Arto – Fantasma (2018)
L’uscita di questo album è arrivata all’improvviso, i nomi dei musicisti che lo hanno firmato erano noti e apprezzati, il risultato finale eccellente come d’altronde l’esecuzione live dei brani che lo compongono. “Cinematico” è forse l’aggettivo che più è stato usato per definire il sound di Fantasma, e non certo a torto, i brani di matrice post-rock sono sicuramente di notevole impatto e capaci di trasportare l’ascoltatore in paesaggi allucinati ansiogeni e convulsi, ma il maggior pregio di questo lavoro è senza dubbio la ricerca della novità. Fantasma è assolutamente innovativo: il drumming è un marchio di fabbrica e un forte segno d’identità, l’esecuzione del basso e le soluzioni delle chitarre stupiscono per efficacia, originalità e potenza suggestiva, l’insieme è calcolato quasi con maniacalità in ogni incastro e sovrapposizione. In altre parole, un disco che per composizione e impatto giunge quasi alle soglie della perfezione. Sarà sicuramente una scoperta sensazionale per chiunque ancora non ha avuto modo di lasciarsi impressionare dall’album di debutto degli Arto.

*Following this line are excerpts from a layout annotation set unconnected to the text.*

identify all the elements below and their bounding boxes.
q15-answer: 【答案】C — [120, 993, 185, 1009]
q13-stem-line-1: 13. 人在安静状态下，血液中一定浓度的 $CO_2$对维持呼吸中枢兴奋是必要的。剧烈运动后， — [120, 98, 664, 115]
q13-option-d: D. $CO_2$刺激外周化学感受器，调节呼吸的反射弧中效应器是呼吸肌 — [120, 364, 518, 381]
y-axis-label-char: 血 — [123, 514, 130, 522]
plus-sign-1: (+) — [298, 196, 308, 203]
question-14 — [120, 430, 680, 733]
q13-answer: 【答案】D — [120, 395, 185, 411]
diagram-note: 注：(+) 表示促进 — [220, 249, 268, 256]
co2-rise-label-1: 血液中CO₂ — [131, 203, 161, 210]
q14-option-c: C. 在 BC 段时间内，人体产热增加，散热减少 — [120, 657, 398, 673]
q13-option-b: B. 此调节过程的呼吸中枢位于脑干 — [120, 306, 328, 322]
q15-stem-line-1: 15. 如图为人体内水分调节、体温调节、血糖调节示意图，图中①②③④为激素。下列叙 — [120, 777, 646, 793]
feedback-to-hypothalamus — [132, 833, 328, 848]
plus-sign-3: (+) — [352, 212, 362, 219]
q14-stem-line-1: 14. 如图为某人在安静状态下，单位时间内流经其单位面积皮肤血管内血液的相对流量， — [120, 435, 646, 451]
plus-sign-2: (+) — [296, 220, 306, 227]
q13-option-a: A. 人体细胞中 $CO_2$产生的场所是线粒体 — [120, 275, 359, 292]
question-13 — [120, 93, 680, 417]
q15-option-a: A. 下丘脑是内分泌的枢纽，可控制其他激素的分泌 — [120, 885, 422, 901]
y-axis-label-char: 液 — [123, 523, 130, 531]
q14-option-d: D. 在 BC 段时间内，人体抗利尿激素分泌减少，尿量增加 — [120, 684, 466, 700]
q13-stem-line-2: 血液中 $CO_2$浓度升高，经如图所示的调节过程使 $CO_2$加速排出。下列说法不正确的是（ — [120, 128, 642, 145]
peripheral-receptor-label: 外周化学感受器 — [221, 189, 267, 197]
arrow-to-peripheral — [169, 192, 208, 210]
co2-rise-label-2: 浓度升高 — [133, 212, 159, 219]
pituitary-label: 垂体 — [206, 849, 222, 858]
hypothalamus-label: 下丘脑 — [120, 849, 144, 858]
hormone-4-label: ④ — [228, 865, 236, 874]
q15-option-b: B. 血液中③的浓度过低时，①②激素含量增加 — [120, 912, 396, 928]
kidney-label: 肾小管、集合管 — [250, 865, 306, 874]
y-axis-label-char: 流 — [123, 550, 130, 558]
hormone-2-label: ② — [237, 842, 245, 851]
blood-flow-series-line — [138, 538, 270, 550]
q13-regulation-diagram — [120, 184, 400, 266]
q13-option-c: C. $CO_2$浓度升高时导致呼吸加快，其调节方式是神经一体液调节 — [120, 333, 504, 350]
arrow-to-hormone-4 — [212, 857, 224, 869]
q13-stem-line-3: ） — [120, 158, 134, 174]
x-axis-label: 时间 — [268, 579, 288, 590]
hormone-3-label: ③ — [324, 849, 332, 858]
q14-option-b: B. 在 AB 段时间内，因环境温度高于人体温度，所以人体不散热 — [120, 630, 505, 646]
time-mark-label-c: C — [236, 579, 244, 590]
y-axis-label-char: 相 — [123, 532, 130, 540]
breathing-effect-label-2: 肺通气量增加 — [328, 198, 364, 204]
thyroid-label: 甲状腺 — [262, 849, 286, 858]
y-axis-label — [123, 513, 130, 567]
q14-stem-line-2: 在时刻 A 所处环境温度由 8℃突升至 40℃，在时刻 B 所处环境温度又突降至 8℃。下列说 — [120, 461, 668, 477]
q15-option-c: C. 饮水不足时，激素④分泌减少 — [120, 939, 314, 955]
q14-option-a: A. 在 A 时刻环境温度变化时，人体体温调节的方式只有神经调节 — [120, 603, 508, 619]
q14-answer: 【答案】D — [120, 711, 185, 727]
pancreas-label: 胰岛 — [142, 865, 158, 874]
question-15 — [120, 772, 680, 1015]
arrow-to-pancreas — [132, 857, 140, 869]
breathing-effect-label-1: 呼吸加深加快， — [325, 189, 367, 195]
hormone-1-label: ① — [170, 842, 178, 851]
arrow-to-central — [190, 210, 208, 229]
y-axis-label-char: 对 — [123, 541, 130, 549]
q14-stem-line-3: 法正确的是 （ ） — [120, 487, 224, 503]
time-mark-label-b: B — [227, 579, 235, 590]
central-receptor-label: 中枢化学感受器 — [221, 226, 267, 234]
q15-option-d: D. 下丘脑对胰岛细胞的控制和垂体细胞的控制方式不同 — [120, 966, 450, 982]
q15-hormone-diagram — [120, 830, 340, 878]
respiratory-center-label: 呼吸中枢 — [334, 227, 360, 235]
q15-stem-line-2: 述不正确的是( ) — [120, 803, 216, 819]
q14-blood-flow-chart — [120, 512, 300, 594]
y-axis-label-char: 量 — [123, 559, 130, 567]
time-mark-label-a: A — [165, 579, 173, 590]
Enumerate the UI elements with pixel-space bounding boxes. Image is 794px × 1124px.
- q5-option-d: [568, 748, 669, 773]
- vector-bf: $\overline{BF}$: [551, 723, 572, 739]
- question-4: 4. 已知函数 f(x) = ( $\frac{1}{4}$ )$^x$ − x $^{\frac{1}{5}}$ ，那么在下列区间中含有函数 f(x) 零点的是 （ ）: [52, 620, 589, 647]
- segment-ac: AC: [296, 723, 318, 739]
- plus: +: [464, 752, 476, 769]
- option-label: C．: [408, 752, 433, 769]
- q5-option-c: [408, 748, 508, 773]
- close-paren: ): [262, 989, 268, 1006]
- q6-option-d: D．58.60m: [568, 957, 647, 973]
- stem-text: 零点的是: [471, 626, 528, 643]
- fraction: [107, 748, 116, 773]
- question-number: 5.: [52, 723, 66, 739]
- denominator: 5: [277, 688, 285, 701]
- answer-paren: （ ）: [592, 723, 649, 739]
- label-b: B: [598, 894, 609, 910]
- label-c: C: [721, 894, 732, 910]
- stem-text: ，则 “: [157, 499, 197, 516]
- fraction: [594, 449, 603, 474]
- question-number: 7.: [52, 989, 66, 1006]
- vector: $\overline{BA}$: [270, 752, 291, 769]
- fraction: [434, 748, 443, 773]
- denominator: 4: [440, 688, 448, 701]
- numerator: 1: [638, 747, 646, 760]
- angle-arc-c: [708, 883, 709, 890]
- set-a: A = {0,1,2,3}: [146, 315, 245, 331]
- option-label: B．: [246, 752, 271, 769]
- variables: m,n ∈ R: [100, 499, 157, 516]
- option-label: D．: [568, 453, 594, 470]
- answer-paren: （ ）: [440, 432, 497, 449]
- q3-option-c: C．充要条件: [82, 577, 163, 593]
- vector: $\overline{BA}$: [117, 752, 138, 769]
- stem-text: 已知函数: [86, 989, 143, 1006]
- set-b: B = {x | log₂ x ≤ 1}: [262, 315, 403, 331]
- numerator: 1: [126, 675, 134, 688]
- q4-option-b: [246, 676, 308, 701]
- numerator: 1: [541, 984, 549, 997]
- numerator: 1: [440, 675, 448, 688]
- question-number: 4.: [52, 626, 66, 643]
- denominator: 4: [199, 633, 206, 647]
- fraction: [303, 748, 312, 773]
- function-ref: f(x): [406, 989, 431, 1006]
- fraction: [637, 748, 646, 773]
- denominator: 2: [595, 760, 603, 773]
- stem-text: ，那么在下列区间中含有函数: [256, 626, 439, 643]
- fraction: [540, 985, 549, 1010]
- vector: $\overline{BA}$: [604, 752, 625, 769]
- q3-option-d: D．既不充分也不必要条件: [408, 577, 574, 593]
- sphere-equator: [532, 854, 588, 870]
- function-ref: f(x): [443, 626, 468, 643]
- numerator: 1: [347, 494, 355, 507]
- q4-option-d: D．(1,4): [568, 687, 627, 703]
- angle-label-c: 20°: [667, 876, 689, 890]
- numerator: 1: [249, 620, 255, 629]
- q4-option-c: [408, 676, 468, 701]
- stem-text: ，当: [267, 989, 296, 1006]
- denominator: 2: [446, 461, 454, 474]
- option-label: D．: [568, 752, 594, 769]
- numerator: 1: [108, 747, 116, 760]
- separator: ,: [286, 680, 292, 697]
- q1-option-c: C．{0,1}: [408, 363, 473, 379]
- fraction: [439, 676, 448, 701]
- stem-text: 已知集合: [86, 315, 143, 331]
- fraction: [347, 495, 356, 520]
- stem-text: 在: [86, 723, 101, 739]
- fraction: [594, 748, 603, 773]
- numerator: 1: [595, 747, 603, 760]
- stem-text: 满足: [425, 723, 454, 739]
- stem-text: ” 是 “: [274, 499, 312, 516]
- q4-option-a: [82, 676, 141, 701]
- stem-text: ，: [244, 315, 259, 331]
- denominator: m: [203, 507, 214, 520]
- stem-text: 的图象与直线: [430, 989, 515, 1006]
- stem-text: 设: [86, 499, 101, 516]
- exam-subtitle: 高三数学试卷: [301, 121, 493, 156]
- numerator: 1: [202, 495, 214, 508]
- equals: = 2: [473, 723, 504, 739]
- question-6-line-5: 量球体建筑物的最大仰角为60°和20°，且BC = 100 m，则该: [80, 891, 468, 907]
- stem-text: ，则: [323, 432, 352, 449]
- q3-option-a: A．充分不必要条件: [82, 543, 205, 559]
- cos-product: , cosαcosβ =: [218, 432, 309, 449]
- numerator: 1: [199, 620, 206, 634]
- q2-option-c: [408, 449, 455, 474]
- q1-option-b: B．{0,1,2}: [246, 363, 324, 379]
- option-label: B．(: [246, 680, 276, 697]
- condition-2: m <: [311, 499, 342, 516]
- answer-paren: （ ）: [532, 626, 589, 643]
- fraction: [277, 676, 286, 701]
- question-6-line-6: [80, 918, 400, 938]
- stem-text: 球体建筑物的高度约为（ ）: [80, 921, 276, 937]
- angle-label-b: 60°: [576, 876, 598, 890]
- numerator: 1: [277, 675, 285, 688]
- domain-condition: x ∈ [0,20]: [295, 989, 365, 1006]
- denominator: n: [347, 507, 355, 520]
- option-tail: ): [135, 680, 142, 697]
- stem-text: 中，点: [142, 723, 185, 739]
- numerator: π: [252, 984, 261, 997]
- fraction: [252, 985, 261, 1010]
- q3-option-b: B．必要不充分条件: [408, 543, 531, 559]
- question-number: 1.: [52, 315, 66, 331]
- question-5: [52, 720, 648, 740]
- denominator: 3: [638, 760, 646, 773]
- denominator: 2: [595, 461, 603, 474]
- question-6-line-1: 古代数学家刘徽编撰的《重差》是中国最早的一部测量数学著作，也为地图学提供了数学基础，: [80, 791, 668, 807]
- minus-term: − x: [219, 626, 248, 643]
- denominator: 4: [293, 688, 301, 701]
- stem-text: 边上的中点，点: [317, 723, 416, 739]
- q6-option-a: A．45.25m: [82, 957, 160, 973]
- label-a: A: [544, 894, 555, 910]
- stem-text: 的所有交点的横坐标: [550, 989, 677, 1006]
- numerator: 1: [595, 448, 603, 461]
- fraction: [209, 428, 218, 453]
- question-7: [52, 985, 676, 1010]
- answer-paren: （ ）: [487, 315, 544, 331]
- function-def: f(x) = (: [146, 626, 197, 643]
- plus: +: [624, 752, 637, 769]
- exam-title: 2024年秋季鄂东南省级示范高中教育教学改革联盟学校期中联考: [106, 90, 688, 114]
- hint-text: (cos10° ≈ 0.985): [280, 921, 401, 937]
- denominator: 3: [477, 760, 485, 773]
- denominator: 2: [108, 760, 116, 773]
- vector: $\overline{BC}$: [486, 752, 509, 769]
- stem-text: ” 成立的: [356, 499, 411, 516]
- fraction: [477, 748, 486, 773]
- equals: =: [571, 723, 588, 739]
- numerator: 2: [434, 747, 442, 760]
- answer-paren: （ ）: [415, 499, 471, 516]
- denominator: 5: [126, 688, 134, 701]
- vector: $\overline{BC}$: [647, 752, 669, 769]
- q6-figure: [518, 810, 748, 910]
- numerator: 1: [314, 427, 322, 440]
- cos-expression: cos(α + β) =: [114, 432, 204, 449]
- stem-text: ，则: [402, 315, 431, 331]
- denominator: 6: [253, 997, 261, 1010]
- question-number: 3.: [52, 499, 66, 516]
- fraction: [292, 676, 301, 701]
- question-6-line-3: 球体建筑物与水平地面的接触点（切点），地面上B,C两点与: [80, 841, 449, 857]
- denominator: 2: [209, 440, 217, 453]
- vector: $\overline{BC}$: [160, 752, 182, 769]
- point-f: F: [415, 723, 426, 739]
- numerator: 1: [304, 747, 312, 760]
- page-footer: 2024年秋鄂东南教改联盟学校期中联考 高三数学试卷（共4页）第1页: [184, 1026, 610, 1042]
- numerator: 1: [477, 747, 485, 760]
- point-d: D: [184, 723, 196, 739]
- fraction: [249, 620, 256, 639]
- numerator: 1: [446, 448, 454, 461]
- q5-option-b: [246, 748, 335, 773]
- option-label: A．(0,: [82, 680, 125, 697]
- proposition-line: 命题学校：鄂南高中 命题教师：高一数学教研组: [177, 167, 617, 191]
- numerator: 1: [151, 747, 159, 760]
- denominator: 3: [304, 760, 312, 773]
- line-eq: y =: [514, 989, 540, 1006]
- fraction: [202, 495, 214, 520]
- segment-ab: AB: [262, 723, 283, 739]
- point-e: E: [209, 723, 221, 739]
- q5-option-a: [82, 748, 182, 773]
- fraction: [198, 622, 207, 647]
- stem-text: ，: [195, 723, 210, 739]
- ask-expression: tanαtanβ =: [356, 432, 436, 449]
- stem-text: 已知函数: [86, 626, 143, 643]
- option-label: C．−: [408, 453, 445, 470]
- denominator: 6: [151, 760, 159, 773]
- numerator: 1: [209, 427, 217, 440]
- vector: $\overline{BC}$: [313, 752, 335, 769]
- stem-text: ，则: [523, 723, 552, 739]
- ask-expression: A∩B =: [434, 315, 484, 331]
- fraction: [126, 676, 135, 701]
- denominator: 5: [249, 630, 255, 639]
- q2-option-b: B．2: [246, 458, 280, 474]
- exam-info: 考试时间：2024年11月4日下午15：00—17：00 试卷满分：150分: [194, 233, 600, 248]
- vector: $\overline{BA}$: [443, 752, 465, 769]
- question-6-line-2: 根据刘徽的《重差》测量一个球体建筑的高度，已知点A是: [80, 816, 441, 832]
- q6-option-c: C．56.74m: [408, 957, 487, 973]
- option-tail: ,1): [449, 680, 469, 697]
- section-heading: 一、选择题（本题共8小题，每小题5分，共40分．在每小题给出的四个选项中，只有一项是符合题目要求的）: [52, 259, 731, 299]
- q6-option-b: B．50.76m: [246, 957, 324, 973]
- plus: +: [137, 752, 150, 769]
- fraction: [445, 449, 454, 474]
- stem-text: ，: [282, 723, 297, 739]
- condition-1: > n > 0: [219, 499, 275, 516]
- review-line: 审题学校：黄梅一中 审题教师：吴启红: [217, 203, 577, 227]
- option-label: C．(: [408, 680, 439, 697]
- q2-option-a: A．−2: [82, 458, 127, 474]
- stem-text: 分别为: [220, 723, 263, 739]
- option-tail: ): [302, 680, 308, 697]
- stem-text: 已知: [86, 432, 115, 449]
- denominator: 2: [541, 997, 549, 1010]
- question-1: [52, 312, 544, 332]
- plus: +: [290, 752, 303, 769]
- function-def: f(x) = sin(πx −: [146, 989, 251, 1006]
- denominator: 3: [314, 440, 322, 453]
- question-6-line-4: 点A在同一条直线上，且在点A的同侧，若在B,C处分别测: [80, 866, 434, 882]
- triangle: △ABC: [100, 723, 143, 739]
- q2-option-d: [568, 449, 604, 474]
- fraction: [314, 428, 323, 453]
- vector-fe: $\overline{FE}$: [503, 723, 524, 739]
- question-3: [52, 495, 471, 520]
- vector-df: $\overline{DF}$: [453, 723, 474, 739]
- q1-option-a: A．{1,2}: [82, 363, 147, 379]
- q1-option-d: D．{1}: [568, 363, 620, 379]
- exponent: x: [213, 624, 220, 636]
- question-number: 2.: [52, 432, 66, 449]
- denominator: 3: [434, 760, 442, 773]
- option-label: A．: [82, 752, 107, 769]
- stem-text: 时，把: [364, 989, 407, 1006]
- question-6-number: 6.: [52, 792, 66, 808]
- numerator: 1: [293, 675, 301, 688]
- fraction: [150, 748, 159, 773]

Nine Inch Nails – Bad Witch (2018)
Per concludere questa rassegna dedichiamo un posto speciale all’ultimo album dei Nine Inch Nails, Bad Witch. Un album che testimonia l’eccellente stato di salute di Trent Reznor e compagni, ma soprattutto del loro sound leggendario. I NIN, come molti altri in questa rassegna, non hanno certo bisogno di presentazioni, e la loro influenza nella musica contemporanea è nota e apprezzata. Con Bad Witch ci troviamo nuovamente di fronte ad un’eccellente pubblicazione: un disco aggressivo, rumoroso e eccellente nella resa sonora, che presenta al suo interno sia i tratti più personali della carriera dei NIN, come le chitarre distorte al limite del rumore bianco che ronzano sopra una sezione ritmica serrata e travolgente accompagnando la voce virulenta e i testi affilati di Reznor (elementi che ricordano i migliori momenti di capolavori come The Downward Spiral With Teeth), sia tratti innovativi e indicatori della connaturata vena sperimentale della band come il magistrale accostamento di elettronica percussiva e fiati malinconici, gli andamenti drum and bass (che ricordano le claustrofobie del primo Aphex Twin) a sostegno di atmosfere alienanti e disturbanti, oppure la discesa finale in un drone-ambient ossessivo e oscuro. Insomma, un album che merita assolutamente un posto in questa rassegna, diverso rispetto ai precedenti, ma a loro quasi complementare. Una brillantissima dimostrazione di come il talento dei NIN sia inesauribile.